As dificuldades de materialização da constituição cidadã, além do etnos brasileiro, teriam também como impasse as influências do neoliberalismo no contexto social latino-americano. O Consenso de Washington é um passo ímpar que oficializa esses ímpetos, produzido por profissionais alinhados aos discursos das grandes potências capitalistas na convenção de Washinton (1989), ele impunha 10 medias para países subdesenvolvidos alcançarem um melhoramento na sua economia, sua prioridade é a inserção desses Estados no mercado internacional, todavia ele desconsiderava várias questões sociais da dinâmica local, fazendo com as ações ordenadas mais um alinhamento aos interesses de quem domina o mercado do que uma possibilidade para desenvolvimento dos países que cederem à sua adoção. Em outras palavras, o que falo quando descrevo as inferências do neoliberalismo nos direitos assegurados em 1988 é de um processo golpista internacional contra a soberania nacional e o que ela estava se propondo a fazer.

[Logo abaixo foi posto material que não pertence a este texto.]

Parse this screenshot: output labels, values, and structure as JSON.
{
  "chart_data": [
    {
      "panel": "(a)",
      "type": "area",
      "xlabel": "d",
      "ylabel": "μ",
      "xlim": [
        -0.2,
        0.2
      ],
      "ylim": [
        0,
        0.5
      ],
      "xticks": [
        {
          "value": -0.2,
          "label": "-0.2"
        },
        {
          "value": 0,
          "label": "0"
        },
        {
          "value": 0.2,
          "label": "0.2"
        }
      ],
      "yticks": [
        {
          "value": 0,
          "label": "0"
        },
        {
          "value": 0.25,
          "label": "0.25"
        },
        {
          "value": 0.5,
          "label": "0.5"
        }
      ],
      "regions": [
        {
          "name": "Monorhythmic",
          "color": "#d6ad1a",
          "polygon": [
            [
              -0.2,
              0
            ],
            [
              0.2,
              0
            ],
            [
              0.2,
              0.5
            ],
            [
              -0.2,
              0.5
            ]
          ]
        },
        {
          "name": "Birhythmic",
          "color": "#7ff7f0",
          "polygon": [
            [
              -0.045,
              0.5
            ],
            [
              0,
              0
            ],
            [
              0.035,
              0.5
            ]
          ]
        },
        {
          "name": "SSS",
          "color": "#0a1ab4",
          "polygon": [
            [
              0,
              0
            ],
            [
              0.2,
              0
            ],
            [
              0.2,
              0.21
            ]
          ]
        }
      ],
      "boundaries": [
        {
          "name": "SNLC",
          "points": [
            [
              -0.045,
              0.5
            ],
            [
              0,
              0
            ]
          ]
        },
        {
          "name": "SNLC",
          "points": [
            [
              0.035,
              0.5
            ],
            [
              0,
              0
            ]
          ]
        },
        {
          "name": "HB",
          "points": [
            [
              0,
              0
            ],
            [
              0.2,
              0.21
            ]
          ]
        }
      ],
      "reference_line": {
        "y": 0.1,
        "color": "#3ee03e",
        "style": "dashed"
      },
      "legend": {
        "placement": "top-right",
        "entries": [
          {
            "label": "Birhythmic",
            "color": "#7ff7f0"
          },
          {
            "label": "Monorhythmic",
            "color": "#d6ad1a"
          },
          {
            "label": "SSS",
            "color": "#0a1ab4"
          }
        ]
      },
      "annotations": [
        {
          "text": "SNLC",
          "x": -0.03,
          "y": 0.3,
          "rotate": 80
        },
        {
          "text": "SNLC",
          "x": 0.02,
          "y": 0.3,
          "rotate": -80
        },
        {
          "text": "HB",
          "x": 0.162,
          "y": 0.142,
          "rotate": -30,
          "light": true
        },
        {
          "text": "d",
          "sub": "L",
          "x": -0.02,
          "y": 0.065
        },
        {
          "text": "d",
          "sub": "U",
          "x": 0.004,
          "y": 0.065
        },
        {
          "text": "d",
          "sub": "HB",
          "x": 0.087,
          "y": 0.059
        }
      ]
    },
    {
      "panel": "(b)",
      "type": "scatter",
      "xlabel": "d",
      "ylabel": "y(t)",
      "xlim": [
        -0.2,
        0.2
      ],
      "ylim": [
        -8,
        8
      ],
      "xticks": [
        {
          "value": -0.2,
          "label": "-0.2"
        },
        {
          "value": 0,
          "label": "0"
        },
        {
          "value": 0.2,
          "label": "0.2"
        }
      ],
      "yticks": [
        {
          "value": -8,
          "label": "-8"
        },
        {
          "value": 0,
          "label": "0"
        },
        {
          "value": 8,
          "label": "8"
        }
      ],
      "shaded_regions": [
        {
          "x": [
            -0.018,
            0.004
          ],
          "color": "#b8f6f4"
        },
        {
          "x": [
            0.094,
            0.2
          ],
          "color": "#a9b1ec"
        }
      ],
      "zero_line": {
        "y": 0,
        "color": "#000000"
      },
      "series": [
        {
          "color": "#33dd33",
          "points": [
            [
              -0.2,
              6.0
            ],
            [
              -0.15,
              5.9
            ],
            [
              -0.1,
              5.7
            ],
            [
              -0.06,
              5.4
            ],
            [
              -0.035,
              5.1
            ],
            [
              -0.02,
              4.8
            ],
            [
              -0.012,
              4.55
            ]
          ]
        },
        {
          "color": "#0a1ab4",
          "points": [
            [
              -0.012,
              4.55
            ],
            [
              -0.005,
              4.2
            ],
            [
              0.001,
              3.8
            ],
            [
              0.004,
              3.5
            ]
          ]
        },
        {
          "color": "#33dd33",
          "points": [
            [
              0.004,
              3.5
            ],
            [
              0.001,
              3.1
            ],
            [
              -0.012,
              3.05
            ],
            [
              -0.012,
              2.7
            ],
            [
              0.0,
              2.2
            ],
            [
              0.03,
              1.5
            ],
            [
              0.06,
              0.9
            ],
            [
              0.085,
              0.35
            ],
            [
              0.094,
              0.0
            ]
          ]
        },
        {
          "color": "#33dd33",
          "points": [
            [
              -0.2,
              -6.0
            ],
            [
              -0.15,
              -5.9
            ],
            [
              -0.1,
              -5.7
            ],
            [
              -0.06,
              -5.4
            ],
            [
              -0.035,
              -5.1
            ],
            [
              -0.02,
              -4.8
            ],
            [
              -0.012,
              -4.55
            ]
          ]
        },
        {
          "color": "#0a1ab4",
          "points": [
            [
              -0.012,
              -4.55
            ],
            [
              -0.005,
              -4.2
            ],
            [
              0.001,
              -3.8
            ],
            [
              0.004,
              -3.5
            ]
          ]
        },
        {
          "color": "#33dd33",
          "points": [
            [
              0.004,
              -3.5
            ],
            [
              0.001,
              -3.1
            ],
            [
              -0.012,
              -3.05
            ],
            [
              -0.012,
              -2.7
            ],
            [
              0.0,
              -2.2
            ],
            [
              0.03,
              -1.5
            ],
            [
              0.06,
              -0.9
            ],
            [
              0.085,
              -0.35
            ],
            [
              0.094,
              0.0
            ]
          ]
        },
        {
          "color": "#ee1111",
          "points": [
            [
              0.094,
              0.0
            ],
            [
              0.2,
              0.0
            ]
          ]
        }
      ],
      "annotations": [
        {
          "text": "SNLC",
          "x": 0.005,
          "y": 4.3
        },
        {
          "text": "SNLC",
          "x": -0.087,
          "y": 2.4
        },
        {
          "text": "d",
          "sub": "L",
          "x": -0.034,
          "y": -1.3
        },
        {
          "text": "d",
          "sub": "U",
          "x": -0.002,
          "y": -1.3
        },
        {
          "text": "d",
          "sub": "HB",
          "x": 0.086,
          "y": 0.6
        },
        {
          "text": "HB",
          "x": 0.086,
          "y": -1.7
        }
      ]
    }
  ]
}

Foucault (2008) se ocupou da relação entre o gerenciamento da vida pelo mercado e as sociedades neoliberais. O percurso das suas reflexões o levam a compreender que as noções neoliberais colocam o trabalhador como “um sujeito econômico ativo” (Foucault, 2008, p. 308), isso significa dizer que nessa lógica o trabalho não seria visto como uma “análise de um mecanismo relacional entre coisas ou processos, do gênero capital, investimento, produção, em que, nesse momento, se encontra de fato inserido somente a título de engrenagem”, mas sim como um comportamento humano dotado de racionalidade (Ibdem, p. 307). Essa ótica, para o autor, orientou a noção de capital humano, que seria entendida como o conjunto de capacidades inseridas em cada ser humano que deve ser administrado para objetivos lucrativos. Nessa filosofia, os países deveriam indagar e regular os capitais em termos de corpos e vidas úteis para assim poderem fazer investimentos para aumentar suas divisas.